JSON parse error ([NLA001] Unhandled exception with message: [json.exception.parse_error.101]). Delete the compiler cache at /var/tmp/neuron-compile-cache and retry.

FileNotFoundError on NEFF output paths. Delete the compiler cache and retry.

HLO verifier exit code 70. The compiler automatically disables the HLO verifier via --internal-hlo2tensorizer-options=--verify-hlo=false. If this still occurs, check for unsupported operations in the model.

Vocabulary size not divisible by TP degree. The compiler warns when vocab_size % tp_degree != 0. Adjust TP degree to a divisor of the vocabulary size, or add padding in the embedding layer.

Inference failures#

Token generation produces wrong shapes. The custom NeuronConfig is missing self.attn_cls. This is the most common cause of token generation failure.

Degenerate or repeated output. Check that special token suppression is enabled and that the generation loop uses greedy decoding (temperature=0.0).

Model loads but forward pass fails. Verify that neuron_config.json in the compiled directory matches the parameters used during compilation.

Validation failures#

Match rate below 95%. Common causes include incorrect normalization (LayerNorm vs RMSNorm), wrong RoPE implementation, or weight loading order mismatches. Check the knowledge base accuracy debugging documents.

HuggingFace golden model OOM. Reduce num_tokens_to_check or use a smaller batch size for validation.

Ignorable warnings#

WARNING:Neuron:TP degree (XX) and KV heads (YY) are not divisible. Overriding attention sharding strategy to GQA.CONVERT_TO_MHA! This is expected behavior and does not indicate a problem.

Project guidelines#

The Autoport skill enforces these guidelines during the porting process.

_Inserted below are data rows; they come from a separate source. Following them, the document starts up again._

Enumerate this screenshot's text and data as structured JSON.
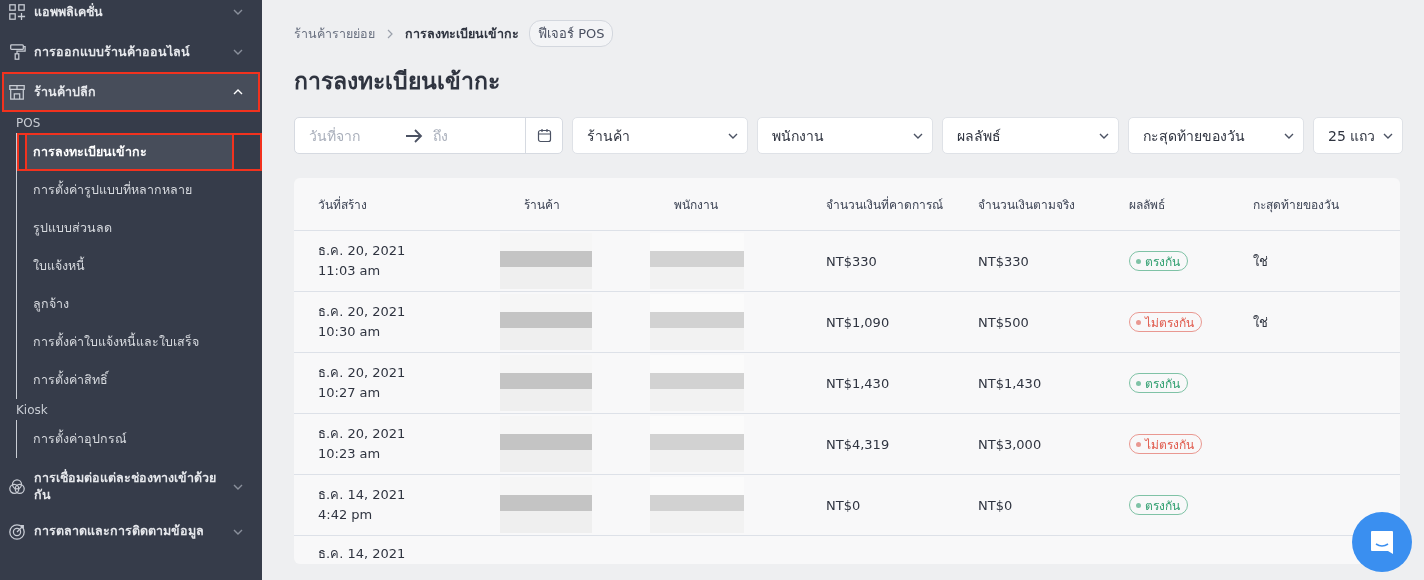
{
  "sidebar": {
    "groups": [
      {
        "kind": "apps",
        "label": "แอพพลิเคชั่น",
        "expanded": false,
        "highlighted": false
      },
      {
        "kind": "paint",
        "label": "การออกแบบร้านค้าออนไลน์",
        "expanded": false,
        "highlighted": false
      },
      {
        "kind": "store",
        "label": "ร้านค้าปลีก",
        "expanded": true,
        "highlighted": true,
        "sections": [
          {
            "title": "POS",
            "items": [
              {
                "label": "การลงทะเบียนเข้ากะ",
                "selected": true,
                "highlighted": true
              },
              {
                "label": "การตั้งค่ารูปแบบที่หลากหลาย",
                "selected": false,
                "highlighted": false
              },
              {
                "label": "รูปแบบส่วนลด",
                "selected": false,
                "highlighted": false
              },
              {
                "label": "ใบแจ้งหนี้",
                "selected": false,
                "highlighted": false
              },
              {
                "label": "ลูกจ้าง",
                "selected": false,
                "highlighted": false
              },
              {
                "label": "การตั้งค่าใบแจ้งหนี้และใบเสร็จ",
                "selected": false,
                "highlighted": false
              },
              {
                "label": "การตั้งค่าสิทธิ์",
                "selected": false,
                "highlighted": false
              }
            ]
          },
          {
            "title": "Kiosk",
            "items": [
              {
                "label": "การตั้งค่าอุปกรณ์",
                "selected": false,
                "highlighted": false
              }
            ]
          }
        ]
      },
      {
        "kind": "circles",
        "label": "การเชื่อมต่อแต่ละช่องทางเข้าด้วยกัน",
        "expanded": false,
        "highlighted": false
      },
      {
        "kind": "target",
        "label": "การตลาดและการติดตามข้อมูล",
        "expanded": false,
        "highlighted": false
      }
    ]
  },
  "breadcrumb": {
    "items": [
      "ร้านค้ารายย่อย",
      "การลงทะเบียนเข้ากะ"
    ],
    "tag": "ฟีเจอร์ POS"
  },
  "title": "การลงทะเบียนเข้ากะ",
  "filters": {
    "date_from": {
      "placeholder": "วันที่จาก"
    },
    "date_to": {
      "placeholder": "ถึง"
    },
    "dropdowns": [
      "ร้านค้า",
      "พนักงาน",
      "ผลลัพธ์",
      "กะสุดท้ายของวัน",
      "25 แถว"
    ]
  },
  "table": {
    "columns": [
      "วันที่สร้าง",
      "ร้านค้า",
      "พนักงาน",
      "จำนวนเงินที่คาดการณ์",
      "จำนวนเงินตามจริง",
      "ผลลัพธ์",
      "กะสุดท้ายของวัน"
    ],
    "rows": [
      {
        "date": "ธ.ค. 20, 2021",
        "time": "11:03 am",
        "expected": "NT$330",
        "actual": "NT$330",
        "result": {
          "kind": "match",
          "label": "ตรงกัน"
        },
        "end_of_day": "ใช่"
      },
      {
        "date": "ธ.ค. 20, 2021",
        "time": "10:30 am",
        "expected": "NT$1,090",
        "actual": "NT$500",
        "result": {
          "kind": "mismatch",
          "label": "ไม่ตรงกัน"
        },
        "end_of_day": "ใช่"
      },
      {
        "date": "ธ.ค. 20, 2021",
        "time": "10:27 am",
        "expected": "NT$1,430",
        "actual": "NT$1,430",
        "result": {
          "kind": "match",
          "label": "ตรงกัน"
        }
      },
      {
        "date": "ธ.ค. 20, 2021",
        "time": "10:23 am",
        "expected": "NT$4,319",
        "actual": "NT$3,000",
        "result": {
          "kind": "mismatch",
          "label": "ไม่ตรงกัน"
        }
      },
      {
        "date": "ธ.ค. 14, 2021",
        "time": "4:42 pm",
        "expected": "NT$0",
        "actual": "NT$0",
        "result": {
          "kind": "match",
          "label": "ตรงกัน"
        }
      },
      {
        "date": "ธ.ค. 14, 2021"
      }
    ]
  }
}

  • No try/except statements. Let errors surface directly for cleaner debugging.

  • No additional pip installs. Use only NxD Inference, NxD Core, and PyTorch.

  • No modifications to framework code. The ported model must work with the NxD libraries as they are.

  • No imports from transformers_neuronx. This is a deprecated library.

  • Use print statements instead of Python logging for debugging output.

  • Read helper function signatures before calling them. Use only the parameters they accept.